Violinist Julia Glenn

PIANOSONOMA SERIES OPENS WITH ECHT GERMAN ROMANTICISM

by Terry McNeill
Tuesday, July 26, 2016

PianoSonoma’s second season in SSU’s Schroeder Hall began July 26 with a mixed program under the series appellation “Vino & Vibrato.” The set of student workshops and concerts, headed by Juilliard School pianists Jessica and Michael Shinn, puts artists in residence in close contact with Sonoma County adult musicians for two weeks each summer.

Titled a “Love Triangle” (Clara and Robert Schumann with Brahms), Clara Schumann’s Three Romances for Violin and Piano, Op. 22, had a shaky opening. Violinist Julia Glenn’s intonation wavered and the thematic projection in the soaring melancholy of the Andante was tentative. Clear note taking in the Allegretto was seldom clear, but her best playing came in the final Agitato’s light lyricism, and Ms.
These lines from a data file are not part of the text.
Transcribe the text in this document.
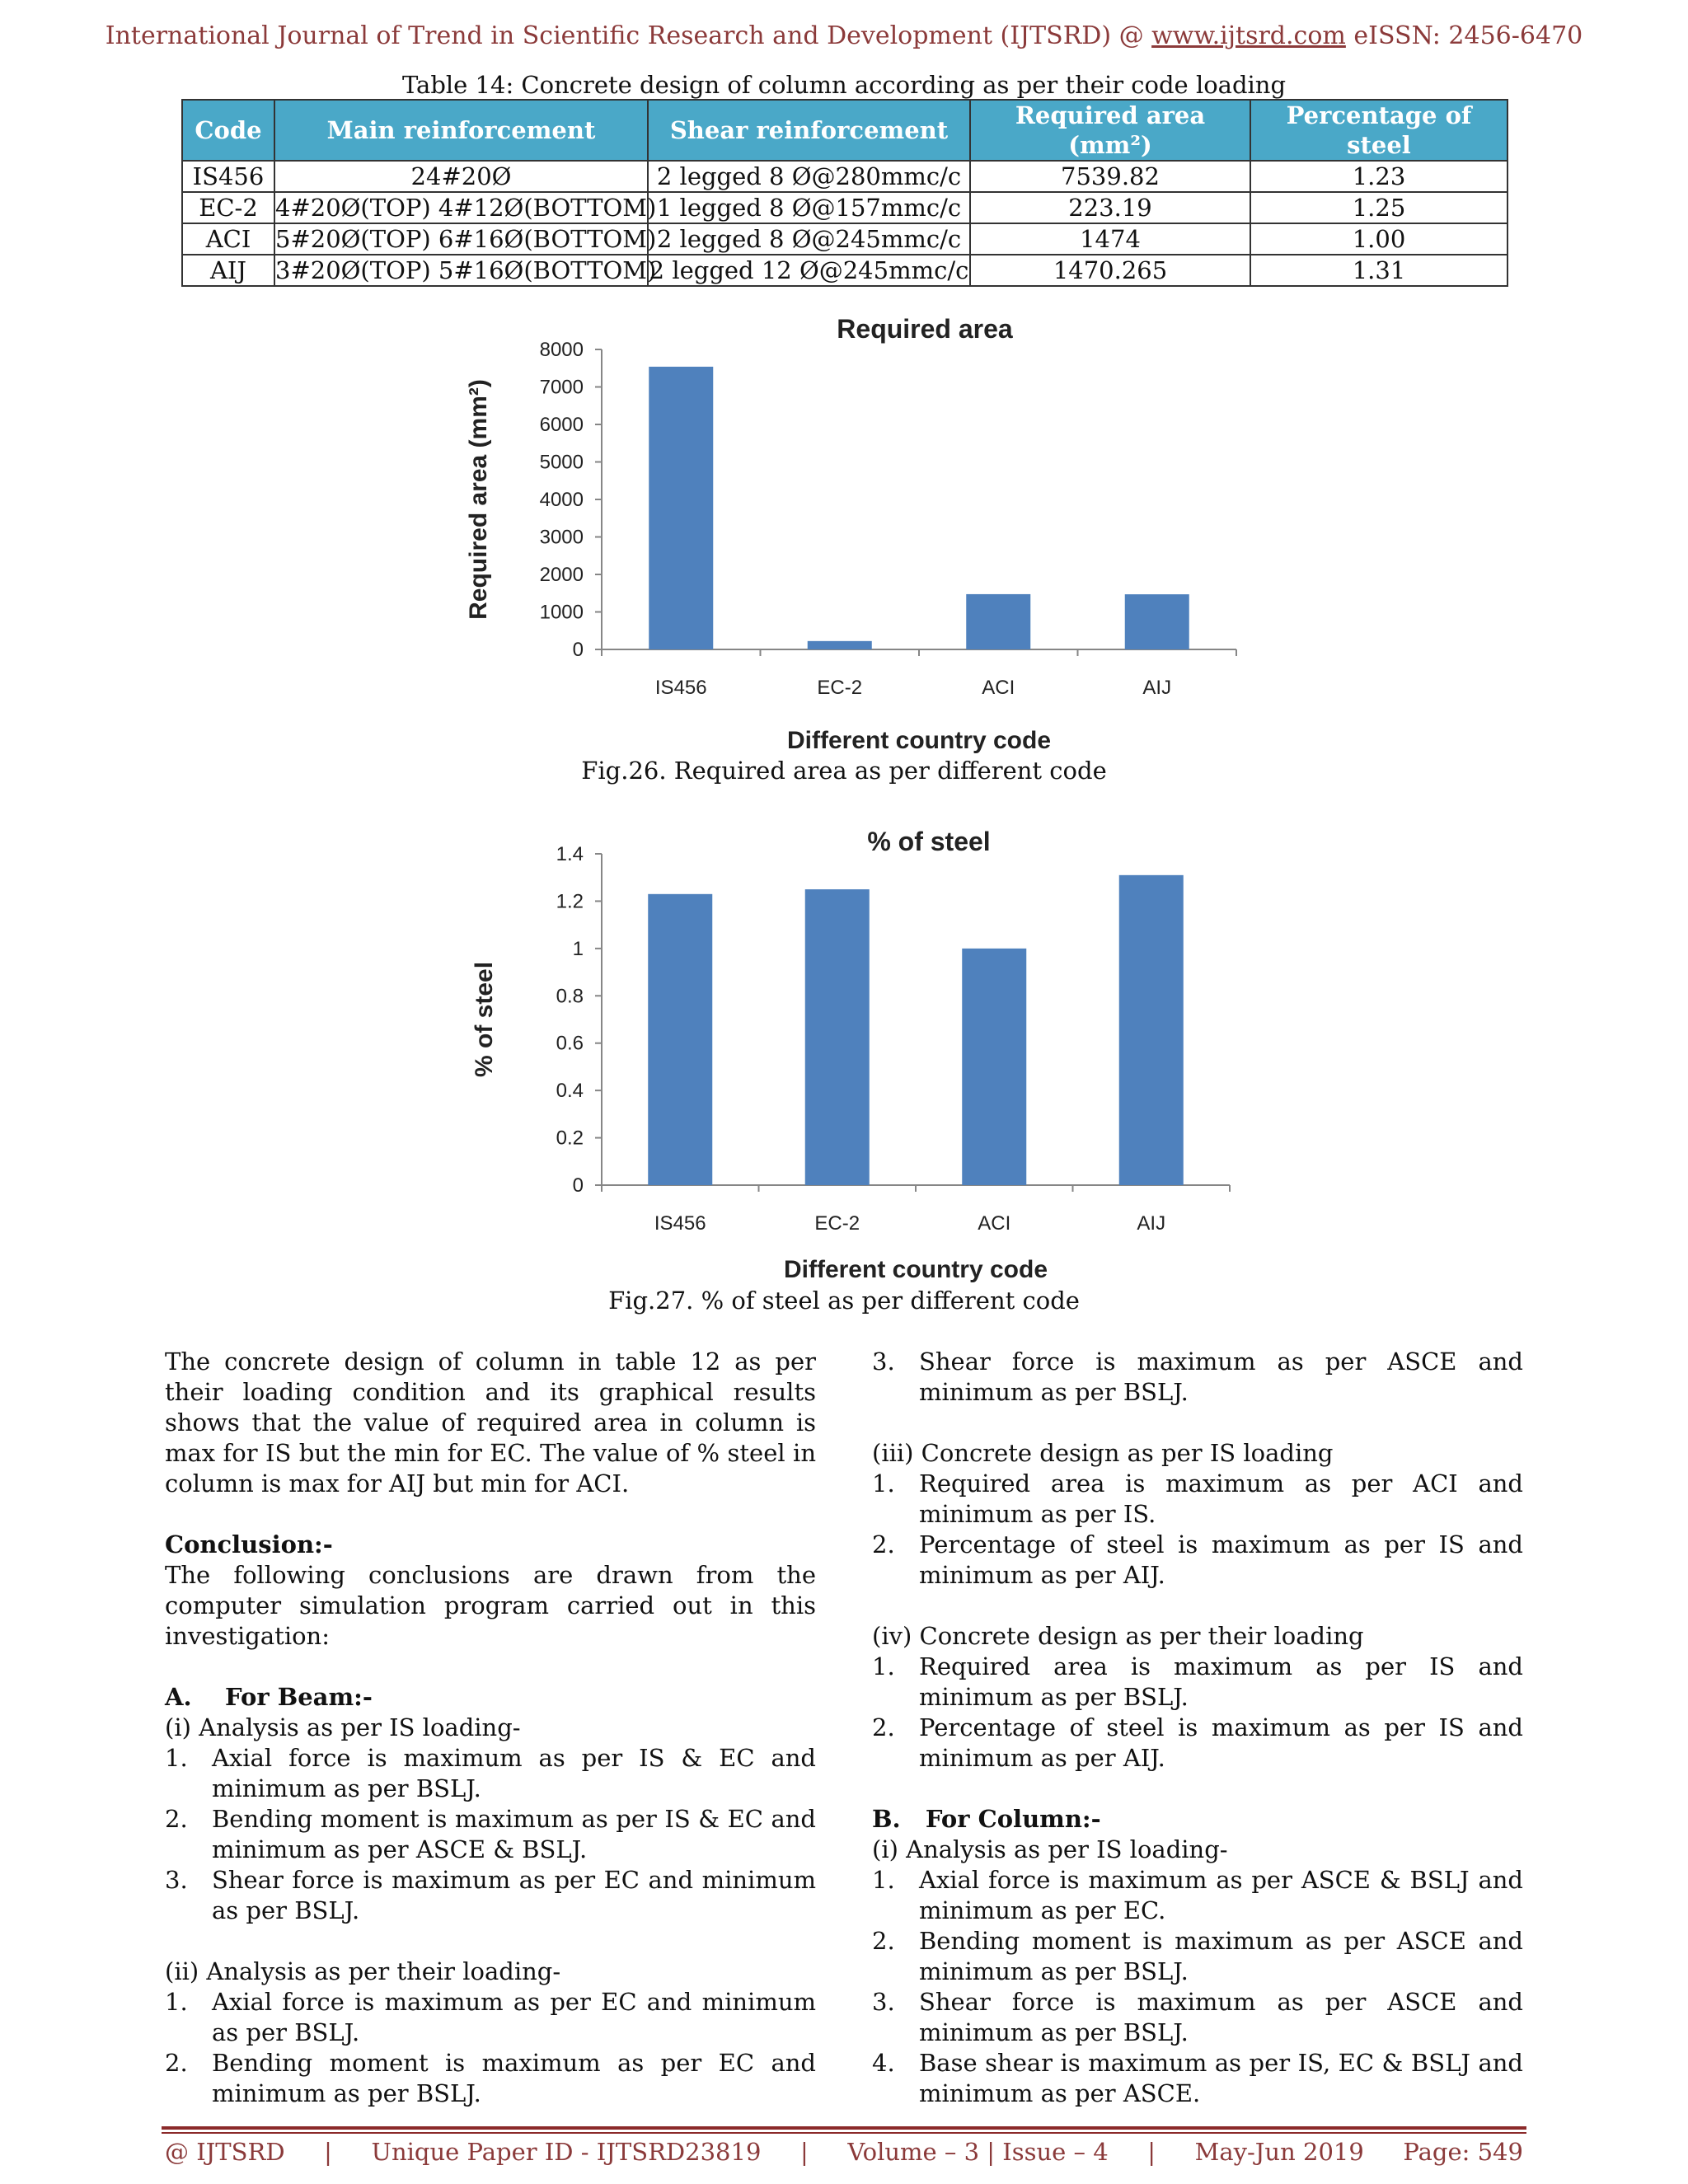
International Journal of Trend in Scientific Research and Development (IJTSRD) @ www.ijtsrd.com eISSN: 2456-6470
Table 14: Concrete design of column according as per their code loading
Code	Main reinforcement	Shear reinforcement	Required area (mm²)	Percentage of steel
IS456	24#20Ø	2 legged 8 Ø@280mmc/c	7539.82	1.23
EC-2	4#20Ø(TOP) 4#12Ø(BOTTOM)	1 legged 8 Ø@157mmc/c	223.19	1.25
ACI	5#20Ø(TOP) 6#16Ø(BOTTOM)	2 legged 8 Ø@245mmc/c	1474	1.00
AIJ	3#20Ø(TOP) 5#16Ø(BOTTOM)	2 legged 12 Ø@245mmc/c	1470.265	1.31
Required area
0
1000
2000
3000
4000
5000
6000
7000
8000
IS456	EC-2	ACI	AIJ
Different country code
Required area (mm²)
Fig.26. Required area as per different code
% of steel
0
0.2
0.4
0.6
0.8
1
1.2
1.4
IS456	EC-2	ACI	AIJ
Different country code
% of steel
Fig.27. % of steel as per different code

The concrete design of column in table 12 as per their loading condition and its graphical results shows that the value of required area in column is max for IS but the min for EC. The value of % steel in column is max for AIJ but min for ACI.

Conclusion:-

The following conclusions are drawn from the computer simulation program carried out in this investigation:

A. For Beam:-

(i) Analysis as per IS loading-

1. Axial force is maximum as per IS & EC and minimum as per BSLJ.
2. Bending moment is maximum as per IS & EC and minimum as per ASCE & BSLJ.
3. Shear force is maximum as per EC and minimum as per BSLJ.

(ii) Analysis as per their loading-

1. Axial force is maximum as per EC and minimum as per BSLJ.
2. Bending moment is maximum as per EC and minimum as per BSLJ.
3. Shear force is maximum as per ASCE and minimum as per BSLJ.

(iii) Concrete design as per IS loading

1. Required area is maximum as per ACI and minimum as per IS.
2. Percentage of steel is maximum as per IS and minimum as per AIJ.

(iv) Concrete design as per their loading

1. Required area is maximum as per IS and minimum as per BSLJ.
2. Percentage of steel is maximum as per IS and minimum as per AIJ.

B. For Column:-

(i) Analysis as per IS loading-

1. Axial force is maximum as per ASCE & BSLJ and minimum as per EC.
2. Bending moment is maximum as per ASCE and minimum as per BSLJ.
3. Shear force is maximum as per ASCE and minimum as per BSLJ.
4. Base shear is maximum as per IS, EC & BSLJ and minimum as per ASCE.
@ IJTSRD | Unique Paper ID - IJTSRD23819 | Volume – 3 | Issue – 4 | May-Jun 2019 Page: 549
Glenn leaned gracefully into some notes with palpable effect.

An 11-minute interlude work from Brahms, his piano transcription for four hands from Robert Schumann’s E-Flat Major Quartet, Op. 47, (Andante only) was played by the Shinns. Ms. Shin was segundo and the arching phrases, lovely counterpoint and poignant sadness of the super-romantic music was vivid and chaste. Mr. Shinn noted to the audience that the work was Brahms’ best love song for Clara, but that gift could also be the Andante from the Op. 60 C Minor Piano Quartet.

Pianist Mika Sasaki played well with forceful rolling chords in the final Romance, and continued admirable pianism with two sets of variations on a Robert Schumann theme from his Op. 99 Bunte Blätter. First came Clara’s Op. 20, and Ms. Sasaki’s tempos were never rushed and she played with a subtle touch, though over pedaling at times made the left-hand line muddy. The slower variations and the concluding arpeggios were lovely.

Brahms’ Op 9 Variations on the same theme is far removed from the composer’s virtuosic Handel Variations, and Ms. Sasaki played 12 of the written 16. Few other composers (Bizet, Rubinstein) at this time were writing formal variations for piano, and the pianist made a good case for the 1854 work with ruminating themes, a boisterous repeated-note variation and a catchy dance variation. The music had a far off feel with the pianist playing strong bass chords before in the last variation slowing down the tempo to elegant effect.

Following intermission mezzo-soprano Kara Sainz joined pianist Peter Dugan in three sets of songs: three from Brahms and two each by Clara and Robert. Clara’s Liebst du um Schonheit and Liebeszauber were performed well but the better known Brahms and Robert Schumann works overshadowed them. The big “Wie Melodien” (Op. 105, No. 1) was verbally introduced by Mr. Duggan, and his clean distinctive piano sound melded well with Ms. Sainz’s supple voice and excellent German diction.

Ms. Sainz’ slow steady voice sounded comely in the well-known “Die Mainacht” (Op. 43, No. 2), but lacked the last bit of warmth in the biggest climaxes of “Meine Leibe ist grun” (My love is Green), Op. 65, No. 5.

The concert’s last offering, the Robert Schumann songs, was a fitting end. Ms. Sainz flattened (presumably by artistic design) some notes in phrases in “Er, der Herrlichste von allen,” from the cycle Frauenliebe und Leben, a seminal work for mezzo. Here Mr. Dugan’s playing at places covered the singer, but was in perfect balance for the operatic “Widmung” from the cycle Myrthen, Op. 25. Some of the raw vocal power and color needed in this song was absent, but perhaps Liszt’s two piano transcriptions of “Widmung” are too much in mind, and defer the beauty of this celebrated song from a salutary mezzo.

Most of the 80 people in the hall rose in a short ovation.